5. Develop your situation response playbook
How does your brand use social media to interact with customers and competitors? If you’re not responding to customers directly on social media, you’re missing a major opportunity.
Your social media guide should have a section on how to deal with these situations. Your brand voice will significantly influence your responses. If your brand voice is “sassy,” like Wendy’s, you can get away with gently roasting your followers. But if you’re a more serious brand, that won’t fly, and can make problems worse.
Use social listening tools and automation to help respond to customer service mentions on social media. Your brand will have to respond to private messages, too. Even if you’ve deployed a chatbot to respond to customer inquiries, its responses should also follow your brand voice.

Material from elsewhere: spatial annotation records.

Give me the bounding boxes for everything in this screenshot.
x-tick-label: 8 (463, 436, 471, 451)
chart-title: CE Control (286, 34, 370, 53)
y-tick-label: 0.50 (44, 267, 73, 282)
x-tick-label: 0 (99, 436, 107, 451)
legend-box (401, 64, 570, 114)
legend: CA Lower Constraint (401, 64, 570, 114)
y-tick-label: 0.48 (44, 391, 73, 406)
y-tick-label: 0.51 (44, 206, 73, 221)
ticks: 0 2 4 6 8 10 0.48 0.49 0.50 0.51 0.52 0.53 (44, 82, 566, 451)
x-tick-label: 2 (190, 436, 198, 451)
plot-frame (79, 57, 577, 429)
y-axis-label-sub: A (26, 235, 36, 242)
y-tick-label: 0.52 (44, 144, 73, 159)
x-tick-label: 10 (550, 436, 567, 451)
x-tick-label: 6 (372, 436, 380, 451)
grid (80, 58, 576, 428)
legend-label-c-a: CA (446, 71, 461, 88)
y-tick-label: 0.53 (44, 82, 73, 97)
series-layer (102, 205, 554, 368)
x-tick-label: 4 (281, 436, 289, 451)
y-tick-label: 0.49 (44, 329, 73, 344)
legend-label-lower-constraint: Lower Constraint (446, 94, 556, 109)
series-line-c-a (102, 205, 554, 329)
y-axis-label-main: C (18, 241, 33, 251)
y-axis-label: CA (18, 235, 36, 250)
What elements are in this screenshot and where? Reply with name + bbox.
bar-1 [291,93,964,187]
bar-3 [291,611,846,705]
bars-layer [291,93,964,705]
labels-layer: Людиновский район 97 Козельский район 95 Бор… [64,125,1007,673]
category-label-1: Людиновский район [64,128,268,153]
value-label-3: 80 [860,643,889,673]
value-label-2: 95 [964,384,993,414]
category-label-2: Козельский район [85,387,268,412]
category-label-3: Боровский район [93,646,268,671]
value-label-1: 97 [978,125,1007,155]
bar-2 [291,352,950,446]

Finally, don’t forget to include a response plan for negative comments on social media. Even the best brands receive them from time to time, and how you respond can make the difference between losing a customer and impressing them.
Final thoughts on social media style guides
The tips and steps above will help you get started on creating your brand’s own social media style guide.
While your social media team should follow the guide closely to ensure consistency across platforms, it’s important to remember that the style guide is a living document. It should adapt to your audience’s changing preferences, social trends, and changes to social media platforms.